Treasure maps of tissues – Navigating Multi-channel fluorescence images

As multichannel fluorescent imaging gains prominence in immuno-oncology research and immunotherapy development, AI can be used to analyze these images.
Written by Aiforia

Imagine navigating yourself in a city not familiar to you using a map that shows only terrain features without any other important layers of information on the urban environment. If you are extremely lucky, you might end up finding the restaurant you had booked for a dinner.

Similarly, a histological section could be considered as a map of tissue, and the information layers of the map are derived from different stainings of the tissue section. Haematoxylin-Eosin (H&E) and chromogenic immunohistochemistry (IHC) are the two gold standard methods for tissue staining. However, although robust and visually distinctive, the information content of these stainings is limited.

The question is, whether H&E and IHC stainings navigate pathologists and researchers well enough? Often times yes, but not always, as H&E provides only morphological information of the tissue, analogous to the terrain features in the city map. On the other hand, although IHC provides molecular information for a specific marker, the analysis is typically limited to a single marker (protein or RNA)  per tissue section. Furthermore, the morphological information of IHC is not as rich as of H&E stained sections. Thus, IHC can be considered analogous to the detection of the location of every single restaurant in the city but not specifically pinpointing the one booked for the dinner. Obviously, more information is needed to locate the correct restaurant. In the tissue context, the additional information equals to the detection of more than one marker per tissue section. For this, multi-channel fluorescence IHC is superior to chromogenic detection, as it provides inherently de-convoluted information with each marker detected in a specific fluorescence channel. In chromogenic multi-molecule detection, the chromogens are mixed and convoluted in a red-green-blue image, thus complicating the analysis and interpretation of the staining.

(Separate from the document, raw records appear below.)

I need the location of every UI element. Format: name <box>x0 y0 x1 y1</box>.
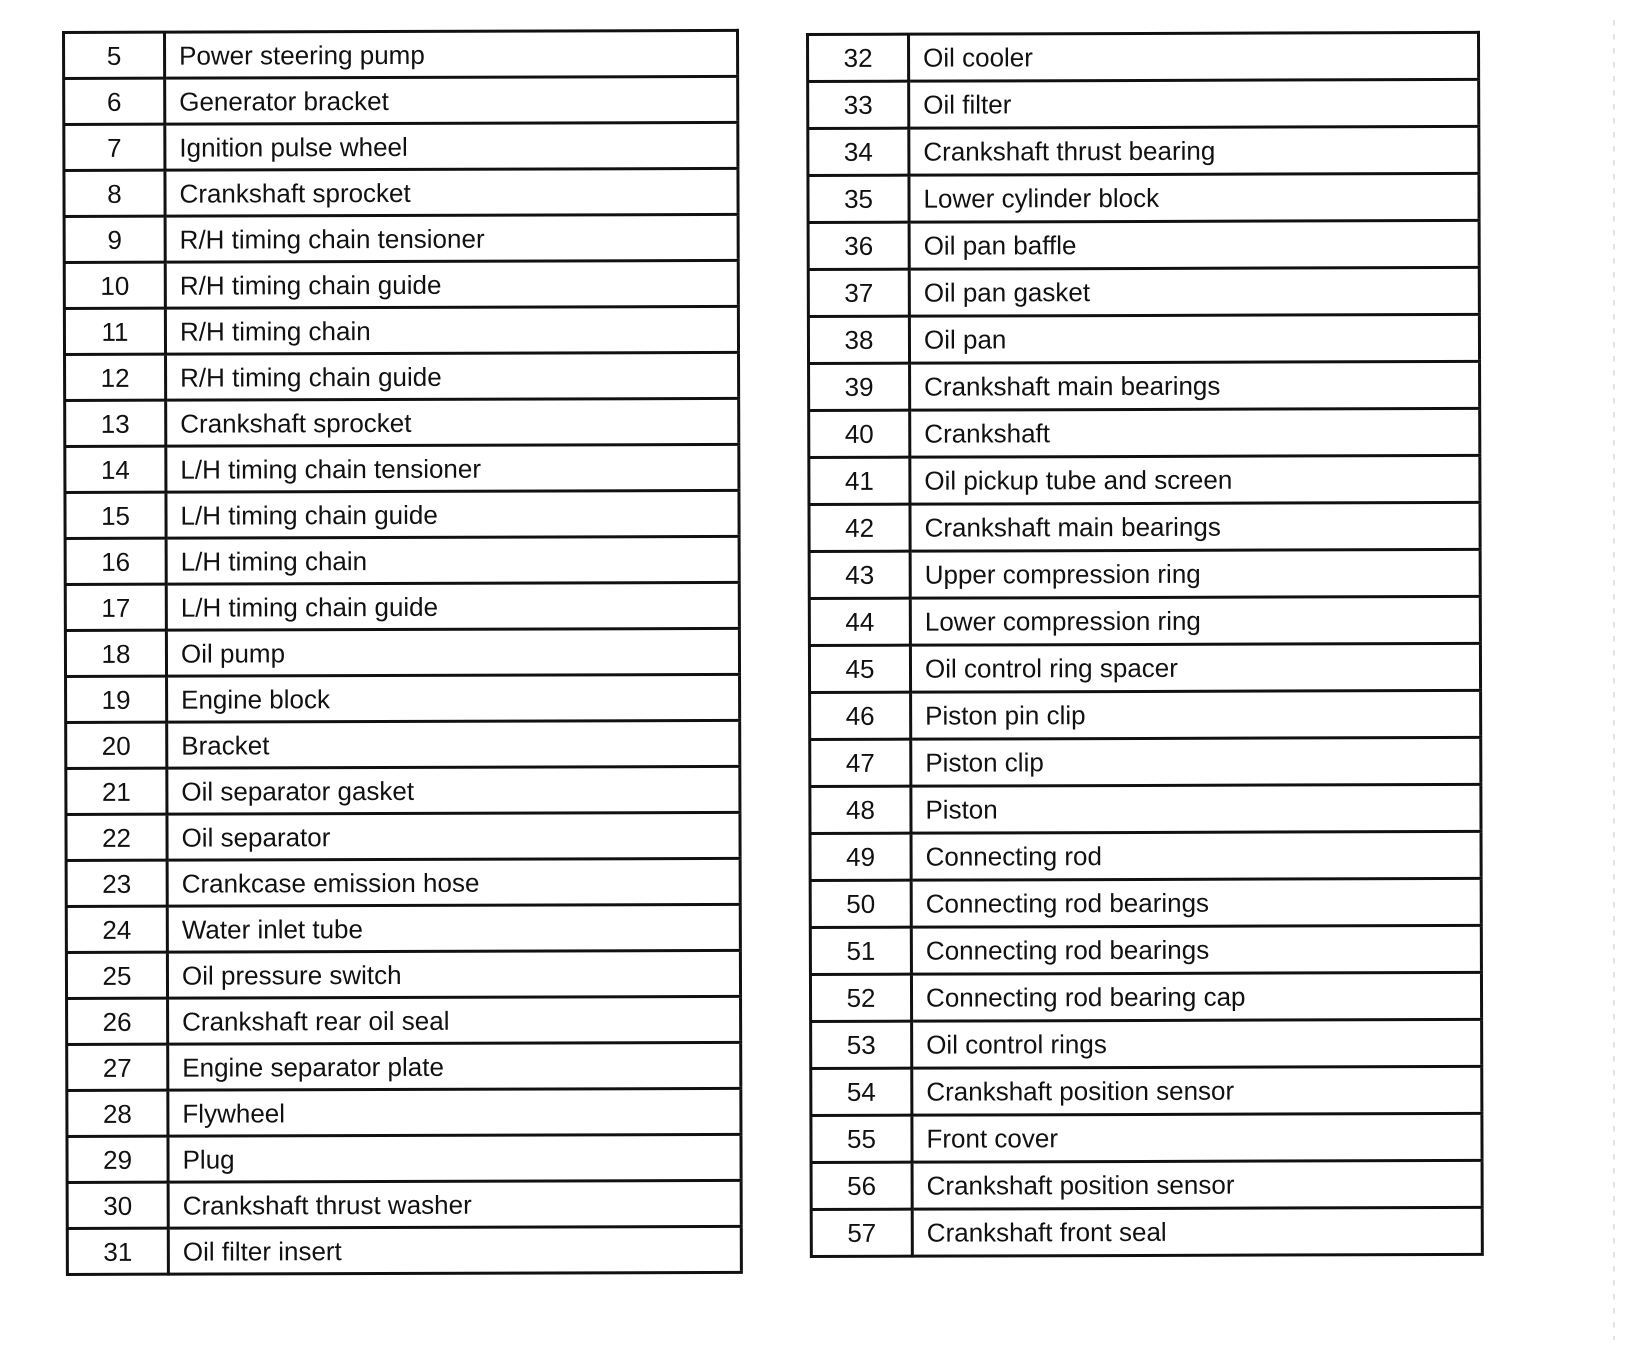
table-row <box>64 260 738 308</box>
part-number: 49 <box>810 833 911 880</box>
part-number: 14 <box>65 446 166 492</box>
part-number: 56 <box>811 1162 912 1209</box>
part-number: 27 <box>67 1044 168 1090</box>
part-number: 20 <box>66 722 167 768</box>
table-row <box>811 1113 1482 1162</box>
table-row <box>809 643 1480 692</box>
part-description: Engine separator plate <box>168 1042 741 1090</box>
table-row <box>65 536 739 584</box>
part-number: 24 <box>66 906 167 952</box>
table-row <box>810 690 1481 739</box>
table-row <box>64 122 738 170</box>
part-number: 29 <box>67 1136 168 1182</box>
part-description: Oil pump <box>166 628 739 676</box>
part-number: 36 <box>808 222 909 269</box>
part-description: Oil pan gasket <box>909 267 1479 316</box>
table-row <box>66 766 740 814</box>
part-description: Oil separator gasket <box>167 766 740 814</box>
part-description: Oil control rings <box>912 1019 1482 1068</box>
parts-table-right-body <box>808 32 1483 1256</box>
part-description: R/H timing chain guide <box>165 260 738 308</box>
table-row <box>808 314 1479 363</box>
table-row <box>810 925 1481 974</box>
part-description: Oil filter <box>909 79 1479 128</box>
table-row <box>67 996 741 1044</box>
table-row <box>64 168 738 216</box>
part-number: 30 <box>67 1182 168 1228</box>
part-number: 5 <box>64 32 165 78</box>
part-description: L/H timing chain tensioner <box>166 444 739 492</box>
part-description: Front cover <box>912 1113 1482 1162</box>
table-row <box>809 408 1480 457</box>
table-row <box>810 831 1481 880</box>
part-number: 38 <box>808 316 909 363</box>
part-number: 26 <box>67 998 168 1044</box>
part-description: Oil pressure switch <box>167 950 740 998</box>
part-number: 21 <box>66 768 167 814</box>
part-number: 13 <box>65 400 166 446</box>
part-number: 25 <box>66 952 167 998</box>
part-description: L/H timing chain <box>166 536 739 584</box>
part-description: Connecting rod bearing cap <box>911 972 1481 1021</box>
part-description: Generator bracket <box>165 76 738 124</box>
part-description: Oil cooler <box>909 32 1479 81</box>
table-row <box>808 126 1479 175</box>
part-number: 44 <box>809 598 910 645</box>
table-row <box>811 1160 1482 1209</box>
part-number: 40 <box>809 410 910 457</box>
table-row <box>809 502 1480 551</box>
part-number: 52 <box>810 974 911 1021</box>
table-row <box>66 904 740 952</box>
part-description: Power steering pump <box>165 30 738 78</box>
table-row <box>65 444 739 492</box>
part-description: Connecting rod bearings <box>911 925 1481 974</box>
part-number: 50 <box>810 880 911 927</box>
table-row <box>810 878 1481 927</box>
table-row <box>66 674 740 722</box>
part-number: 34 <box>808 128 909 175</box>
part-number: 54 <box>811 1068 912 1115</box>
table-row <box>809 361 1480 410</box>
part-number: 57 <box>811 1209 912 1256</box>
part-number: 48 <box>810 786 911 833</box>
part-description: Ignition pulse wheel <box>165 122 738 170</box>
part-number: 53 <box>811 1021 912 1068</box>
part-description: Crankshaft rear oil seal <box>168 996 741 1044</box>
part-description: Oil pan <box>909 314 1479 363</box>
table-row <box>66 858 740 906</box>
part-number: 19 <box>66 676 167 722</box>
part-description: Crankcase emission hose <box>167 858 740 906</box>
part-number: 55 <box>811 1115 912 1162</box>
part-number: 8 <box>64 170 165 216</box>
part-description: R/H timing chain <box>165 306 738 354</box>
table-row <box>809 549 1480 598</box>
part-number: 10 <box>64 262 165 308</box>
part-description: Lower cylinder block <box>909 173 1479 222</box>
table-row <box>64 76 738 124</box>
part-number: 22 <box>66 814 167 860</box>
part-number: 23 <box>66 860 167 906</box>
part-number: 11 <box>64 308 165 354</box>
part-description: Piston <box>911 784 1481 833</box>
part-number: 32 <box>808 34 909 81</box>
part-description: Engine block <box>167 674 740 722</box>
part-description: Crankshaft sprocket <box>165 168 738 216</box>
part-description: Crankshaft front seal <box>912 1207 1482 1256</box>
part-description: Flywheel <box>168 1088 741 1136</box>
part-description: Crankshaft position sensor <box>912 1160 1482 1209</box>
part-description: L/H timing chain guide <box>166 582 739 630</box>
part-number: 16 <box>65 538 166 584</box>
table-row <box>810 784 1481 833</box>
part-description: Crankshaft position sensor <box>912 1066 1482 1115</box>
table-row <box>67 1088 741 1136</box>
part-number: 9 <box>64 216 165 262</box>
part-description: Oil control ring spacer <box>910 643 1480 692</box>
part-number: 17 <box>65 584 166 630</box>
table-row <box>811 1207 1482 1256</box>
table-row <box>810 972 1481 1021</box>
part-description: Oil pan baffle <box>909 220 1479 269</box>
parts-table-left-body <box>64 30 742 1274</box>
table-row <box>809 596 1480 645</box>
table-row <box>64 214 738 262</box>
table-row <box>64 306 738 354</box>
table-row <box>808 79 1479 128</box>
table-row <box>810 737 1481 786</box>
part-description: Crankshaft <box>910 408 1480 457</box>
part-number: 37 <box>808 269 909 316</box>
part-description: Crankshaft thrust bearing <box>909 126 1479 175</box>
table-row <box>67 1042 741 1090</box>
table-row <box>67 1134 741 1182</box>
part-number: 43 <box>809 551 910 598</box>
part-description: Crankshaft main bearings <box>910 361 1480 410</box>
part-description: Plug <box>168 1134 741 1182</box>
part-description: Upper compression ring <box>910 549 1480 598</box>
table-row <box>808 173 1479 222</box>
table-row <box>65 398 739 446</box>
part-number: 46 <box>810 692 911 739</box>
part-number: 12 <box>65 354 166 400</box>
parts-table-left <box>62 29 743 1276</box>
table-row <box>65 628 739 676</box>
table-row <box>65 582 739 630</box>
table-row <box>808 32 1479 81</box>
part-description: Lower compression ring <box>910 596 1480 645</box>
part-number: 47 <box>810 739 911 786</box>
part-description: Crankshaft main bearings <box>910 502 1480 551</box>
part-description: Connecting rod <box>911 831 1481 880</box>
table-row <box>66 950 740 998</box>
part-description: Crankshaft thrust washer <box>168 1180 741 1228</box>
part-description: L/H timing chain guide <box>166 490 739 538</box>
table-row <box>65 490 739 538</box>
part-description: Oil pickup tube and screen <box>910 455 1480 504</box>
part-description: Piston clip <box>911 737 1481 786</box>
part-description: Connecting rod bearings <box>911 878 1481 927</box>
part-number: 42 <box>809 504 910 551</box>
part-description: R/H timing chain tensioner <box>165 214 738 262</box>
part-number: 18 <box>65 630 166 676</box>
table-row <box>811 1066 1482 1115</box>
table-row <box>808 220 1479 269</box>
table-row <box>809 455 1480 504</box>
part-description: Water inlet tube <box>167 904 740 952</box>
table-row <box>808 267 1479 316</box>
scan-edge-marks <box>1613 20 1615 1340</box>
part-description: Piston pin clip <box>911 690 1481 739</box>
part-description: R/H timing chain guide <box>166 352 739 400</box>
part-number: 39 <box>809 363 910 410</box>
table-row <box>811 1019 1482 1068</box>
part-number: 35 <box>808 175 909 222</box>
part-description: Oil filter insert <box>168 1226 741 1274</box>
table-row <box>64 30 738 78</box>
part-description: Crankshaft sprocket <box>166 398 739 446</box>
part-number: 6 <box>64 78 165 124</box>
table-row <box>67 1180 741 1228</box>
table-row <box>65 352 739 400</box>
part-description: Bracket <box>167 720 740 768</box>
part-number: 7 <box>64 124 165 170</box>
table-row <box>66 812 740 860</box>
part-description: Oil separator <box>167 812 740 860</box>
part-number: 28 <box>67 1090 168 1136</box>
part-number: 41 <box>809 457 910 504</box>
part-number: 31 <box>67 1228 168 1274</box>
part-number: 45 <box>809 645 910 692</box>
part-number: 15 <box>65 492 166 538</box>
part-number: 51 <box>810 927 911 974</box>
table-row <box>67 1226 741 1274</box>
part-number: 33 <box>808 81 909 128</box>
table-row <box>66 720 740 768</box>
parts-table-right <box>806 31 1484 1258</box>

With the advent of digital pathology, after the introduction of whole-slide scanners capable of fluorescence imaging, the expectations were high for the future of fluorescence in histology. However, fluorescence imaging has not met these expectations, mostly due to the fact that although fluorescence scanning has been established, cost-efficient and easy-access tools to visualise and analyse whole-slide fluorescence images of tissues have been lacking. Especially effortless viewing of fluorescence images is pivotal as fluorescent tags are not visible under light microscope.

We at Fimmic believe that a more comprehensive utilisation of fluorescence IHC  could open up new avenues in histology and pathology by allowing the researchers to ask totally novel questions, not limited by the current tissue analytics, ultimately translating to improved patient care. We also believe that the renaissance of fluorescence will be facilitated by the end-users – researchers and pathologists – once provided with access to tools and technologies that allow user-friendly yet efficient fluorescence image viewing and analytics.

Thus, we developed and launched the first-in-class, fully cloud-embedded fluorescence image module on our WebMicroscope® AI Platform. The module provides a cost-efficient and easy-access solution for fluorescence image viewing and analysis for our customers. The module includes user-friendly multi-channel visualization of the fluorescence images and powerful context-intelligent image analytics using neural networks. As the WebMicroscope AI Platform is operated in the cloud environment through a web browser interface, a smooth and seamless user experience is delivered anywhere, anytime.

Soon after the launch of the fluorescence module, we were contacted by researchers, who were struggling to analyse mouse pancreas sections stained for mesencephalic astrocyte derived neurotrophic factor (Manf) and insulin 1 (Ins1) with the aim to count double positive cells (Manf+Ins1+) in the fluorescence images 1. The researchers were frustrated with both the development of image analysis pipeline to detect complex features and the implementation of the analysis on whole-slide fluorescence images. As a solution, we utilised our WebMicroscope Deep Learning AI Platform and trained a deep neural network to automatically detect and count cells separately in exocrine pancreas and in Langerhans islets, applied across whole-slide fluorescence images.

Currently, we are developing dozens of different applications for both fluorescence and brightfield images ranging from counting of neuronal synapses to automatic classification of malignant tumors on our WebMicroscope Deep Learning AI Platform. The platform is a powerful and versatile tool for complex yet large-scale image analytics integrating cloud computing and context-intelligence image analysis.

1 Lindahl M, Danilova T, Palm E, Lindholm P, Võikar V, Hakonen E, Ustinov J, Andressoo JO, Harvey BK, Otonkoski T, Rossi J, Saarma M. 2014. MANF is indispensable for the proliferation and survival of pancreatic β cells. Cell Rep. 24;7(2):366-75.